The row surrounding the planned centrepiece of Hong Kong’s multibillion-dollar arts hub intensified after the parent company of the sacked contractor filed a notice of dispute with the authority overseeing the museum project.
Locally listed Hsin Chong Group, parent of Hsin Chong Construction (HCC), said on Tuesday evening it was assessing the possible impact on the group caused by what it described as the “wrongful termination” of the HK$5.9 billion contract (US$751.6 million) with the West Kowloon Cultural District Authority for the M+ museum project.
“The company has served a notice of dispute to WKCDA to protect the interest of the company,” it said in a statement.
On Friday, the authority said insolvency had been caused by Hsin Chong Group’s “severe financial troubles”, revealing it had helped the subsidiary pay about HK$1.5 billion to at least 17 subcontractors from February 2017 to June this year. It added that HCC’s poor management had led to a “significant delay” on site.
Founded in 1939, Hsin Chong Group has struggled financially the past two years. According to its annual report last year, it amassed HK$13.9 billion in debt with cash resources totalling only HK$784 million. Posting a loss of HK$774 million last year, the company failed to repay HK$3 billion in overdue debts.
But the firm reiterated on Tuesday it did not agree with WKCDA’s rationale, echoing its other statement released on Saturday. It said there was no evidence that HCC was insolvent and that the financial condition of the parent firm was irrelevant as far as the main contract was concerned.
“There is no valid termination to date and the purported termination was incorrect,” the group said on Tuesday.

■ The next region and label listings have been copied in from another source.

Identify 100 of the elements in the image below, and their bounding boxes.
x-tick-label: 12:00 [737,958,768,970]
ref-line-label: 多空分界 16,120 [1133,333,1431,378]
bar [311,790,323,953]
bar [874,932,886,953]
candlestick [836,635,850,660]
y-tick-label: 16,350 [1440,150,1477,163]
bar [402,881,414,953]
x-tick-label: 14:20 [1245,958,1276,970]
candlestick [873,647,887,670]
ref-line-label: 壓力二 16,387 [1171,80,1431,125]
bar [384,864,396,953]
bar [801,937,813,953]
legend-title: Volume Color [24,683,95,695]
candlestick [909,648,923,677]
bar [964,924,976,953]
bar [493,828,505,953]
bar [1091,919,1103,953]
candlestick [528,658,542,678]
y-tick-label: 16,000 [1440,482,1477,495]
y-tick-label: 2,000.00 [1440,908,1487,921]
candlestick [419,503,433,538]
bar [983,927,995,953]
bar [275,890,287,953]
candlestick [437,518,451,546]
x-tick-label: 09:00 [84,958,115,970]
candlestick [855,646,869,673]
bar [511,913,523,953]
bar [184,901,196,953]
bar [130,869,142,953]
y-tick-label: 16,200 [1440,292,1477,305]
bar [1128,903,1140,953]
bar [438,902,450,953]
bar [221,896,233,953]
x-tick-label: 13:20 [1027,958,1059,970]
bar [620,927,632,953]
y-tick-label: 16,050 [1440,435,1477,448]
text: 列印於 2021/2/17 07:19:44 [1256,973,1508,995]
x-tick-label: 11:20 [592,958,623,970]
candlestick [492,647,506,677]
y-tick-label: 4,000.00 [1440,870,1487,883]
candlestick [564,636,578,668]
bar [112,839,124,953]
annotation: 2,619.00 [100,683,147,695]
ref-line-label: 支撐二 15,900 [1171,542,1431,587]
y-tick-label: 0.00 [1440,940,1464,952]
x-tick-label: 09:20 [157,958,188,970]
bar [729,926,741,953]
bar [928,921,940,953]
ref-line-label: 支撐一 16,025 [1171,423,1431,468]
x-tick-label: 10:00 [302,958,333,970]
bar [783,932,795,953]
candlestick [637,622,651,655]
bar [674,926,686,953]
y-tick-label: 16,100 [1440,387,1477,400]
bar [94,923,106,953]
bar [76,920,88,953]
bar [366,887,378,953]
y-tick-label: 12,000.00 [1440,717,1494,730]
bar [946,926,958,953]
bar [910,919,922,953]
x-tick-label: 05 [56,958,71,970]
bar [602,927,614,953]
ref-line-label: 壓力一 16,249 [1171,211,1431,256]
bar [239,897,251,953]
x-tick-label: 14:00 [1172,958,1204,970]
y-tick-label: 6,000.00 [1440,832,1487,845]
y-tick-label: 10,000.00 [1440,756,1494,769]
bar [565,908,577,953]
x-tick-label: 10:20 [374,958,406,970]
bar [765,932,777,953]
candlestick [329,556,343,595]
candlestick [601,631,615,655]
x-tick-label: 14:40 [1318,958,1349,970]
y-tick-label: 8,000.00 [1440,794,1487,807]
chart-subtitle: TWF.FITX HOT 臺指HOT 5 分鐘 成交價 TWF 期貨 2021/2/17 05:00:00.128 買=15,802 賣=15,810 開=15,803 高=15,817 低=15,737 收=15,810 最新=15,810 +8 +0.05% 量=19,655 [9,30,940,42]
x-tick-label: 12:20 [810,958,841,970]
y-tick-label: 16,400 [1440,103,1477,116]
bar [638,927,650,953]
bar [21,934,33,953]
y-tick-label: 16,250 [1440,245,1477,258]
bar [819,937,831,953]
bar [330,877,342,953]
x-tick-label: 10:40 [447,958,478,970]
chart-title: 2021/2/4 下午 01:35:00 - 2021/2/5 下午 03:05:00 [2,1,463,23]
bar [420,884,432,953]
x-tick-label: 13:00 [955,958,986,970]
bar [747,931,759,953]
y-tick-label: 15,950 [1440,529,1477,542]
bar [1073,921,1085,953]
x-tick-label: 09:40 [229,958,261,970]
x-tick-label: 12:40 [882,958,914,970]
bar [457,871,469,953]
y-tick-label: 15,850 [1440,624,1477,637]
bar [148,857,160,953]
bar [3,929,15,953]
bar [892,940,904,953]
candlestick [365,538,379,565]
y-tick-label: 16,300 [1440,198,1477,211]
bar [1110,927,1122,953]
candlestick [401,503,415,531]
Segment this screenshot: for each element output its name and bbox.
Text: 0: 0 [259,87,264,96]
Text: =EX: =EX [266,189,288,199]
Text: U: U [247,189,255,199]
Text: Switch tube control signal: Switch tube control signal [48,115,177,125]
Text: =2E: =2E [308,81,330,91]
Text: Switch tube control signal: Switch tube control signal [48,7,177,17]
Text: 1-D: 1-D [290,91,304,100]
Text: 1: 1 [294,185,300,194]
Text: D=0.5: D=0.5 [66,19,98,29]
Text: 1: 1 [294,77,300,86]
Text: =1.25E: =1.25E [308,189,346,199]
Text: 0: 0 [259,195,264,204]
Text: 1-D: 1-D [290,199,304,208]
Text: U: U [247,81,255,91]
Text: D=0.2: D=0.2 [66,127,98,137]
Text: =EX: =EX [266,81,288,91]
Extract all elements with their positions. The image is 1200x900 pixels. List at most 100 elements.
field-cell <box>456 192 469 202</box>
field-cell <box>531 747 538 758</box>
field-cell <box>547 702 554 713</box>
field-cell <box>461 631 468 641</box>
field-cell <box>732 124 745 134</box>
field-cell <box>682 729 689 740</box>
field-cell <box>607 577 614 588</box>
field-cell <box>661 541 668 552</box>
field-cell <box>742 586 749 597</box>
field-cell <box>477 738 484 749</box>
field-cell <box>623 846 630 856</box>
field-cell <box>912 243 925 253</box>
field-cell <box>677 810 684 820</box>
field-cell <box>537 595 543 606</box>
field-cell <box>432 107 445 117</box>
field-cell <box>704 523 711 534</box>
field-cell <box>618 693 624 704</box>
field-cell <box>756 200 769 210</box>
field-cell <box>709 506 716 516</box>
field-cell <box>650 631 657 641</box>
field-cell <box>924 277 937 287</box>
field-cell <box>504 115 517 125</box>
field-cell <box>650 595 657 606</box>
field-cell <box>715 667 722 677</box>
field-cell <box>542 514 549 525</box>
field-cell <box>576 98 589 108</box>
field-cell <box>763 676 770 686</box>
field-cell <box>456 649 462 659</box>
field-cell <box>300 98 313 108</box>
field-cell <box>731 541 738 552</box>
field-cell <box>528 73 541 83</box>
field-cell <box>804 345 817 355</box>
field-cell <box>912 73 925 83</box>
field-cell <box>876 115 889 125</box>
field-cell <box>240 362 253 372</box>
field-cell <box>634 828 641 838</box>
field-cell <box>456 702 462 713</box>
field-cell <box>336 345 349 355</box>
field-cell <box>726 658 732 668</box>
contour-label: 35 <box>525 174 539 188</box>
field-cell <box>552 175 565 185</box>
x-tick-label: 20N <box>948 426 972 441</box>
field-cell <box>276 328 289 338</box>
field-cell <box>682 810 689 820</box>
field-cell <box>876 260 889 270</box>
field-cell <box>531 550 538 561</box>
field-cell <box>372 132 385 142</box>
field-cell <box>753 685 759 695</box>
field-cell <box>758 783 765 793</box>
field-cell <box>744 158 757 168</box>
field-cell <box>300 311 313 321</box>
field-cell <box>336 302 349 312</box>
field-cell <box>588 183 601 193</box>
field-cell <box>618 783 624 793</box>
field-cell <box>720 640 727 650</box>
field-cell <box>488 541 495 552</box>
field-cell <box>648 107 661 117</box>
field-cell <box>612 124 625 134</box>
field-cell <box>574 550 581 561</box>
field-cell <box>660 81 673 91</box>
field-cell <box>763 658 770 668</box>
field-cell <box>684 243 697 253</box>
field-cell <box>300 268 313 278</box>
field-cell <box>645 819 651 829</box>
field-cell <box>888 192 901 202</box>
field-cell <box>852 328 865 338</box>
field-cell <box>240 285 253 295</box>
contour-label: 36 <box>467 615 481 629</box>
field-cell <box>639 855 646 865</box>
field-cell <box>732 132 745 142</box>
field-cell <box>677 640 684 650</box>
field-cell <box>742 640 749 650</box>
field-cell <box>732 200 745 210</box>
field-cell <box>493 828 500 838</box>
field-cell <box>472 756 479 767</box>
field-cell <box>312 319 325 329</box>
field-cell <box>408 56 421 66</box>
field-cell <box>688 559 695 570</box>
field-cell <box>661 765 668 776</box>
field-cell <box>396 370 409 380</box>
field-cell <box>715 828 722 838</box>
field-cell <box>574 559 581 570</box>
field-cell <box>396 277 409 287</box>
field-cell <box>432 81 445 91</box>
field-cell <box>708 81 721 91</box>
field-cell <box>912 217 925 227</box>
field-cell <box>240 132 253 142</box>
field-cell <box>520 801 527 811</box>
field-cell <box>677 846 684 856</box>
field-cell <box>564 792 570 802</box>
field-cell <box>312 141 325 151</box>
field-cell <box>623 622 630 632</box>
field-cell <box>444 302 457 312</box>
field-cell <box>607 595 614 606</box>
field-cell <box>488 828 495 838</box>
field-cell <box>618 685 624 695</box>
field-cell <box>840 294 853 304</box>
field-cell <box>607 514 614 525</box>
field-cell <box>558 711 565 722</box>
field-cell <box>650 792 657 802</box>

Meanwhile, it clarified the authority sent a notice last Friday to HCC but only officially learned about it on Monday due to the delivery time.
In its previous statement, the firm said it had not received any formal notification of the termination.
Executive Council member Ronny Tong Ka-wah, a barrister, said the dispute would very likely proceed to arbitration if the contract contained a clause for such a scenario.
The former Bar Association chairman said there should be a clause called “event of default” meaning that if any contracted entity was undergoing a situation such as bankruptcy, being wound up, or being pursued by banks for indebtedness, then either side could serve a notice of termination to end the deal.
If Hsin Chong insisted it did not trigger the “event of default” and WKCDA terminated the deal for no reason, Tong said, then the company could claim the authority violated the contract. If WKCDA was found to have violated the contract, it would need to pay back the profits the company could have initially earned in the deal, he added.
But the arbitration process would be confidential.
Authority board member Lo Wai-kwok, a lawmaker for the engineering sector, said he was not surprised to see Hsin Chong Group follow up the matter. Lo claimed the board had unanimously agreed to end the contract after careful consideration and that everyone understood what had happened.
“The objective circumstances are very clear,” he added.
The WKCDA said it had received a number of letters issued by the contractor and these had been referred to its legal advisers.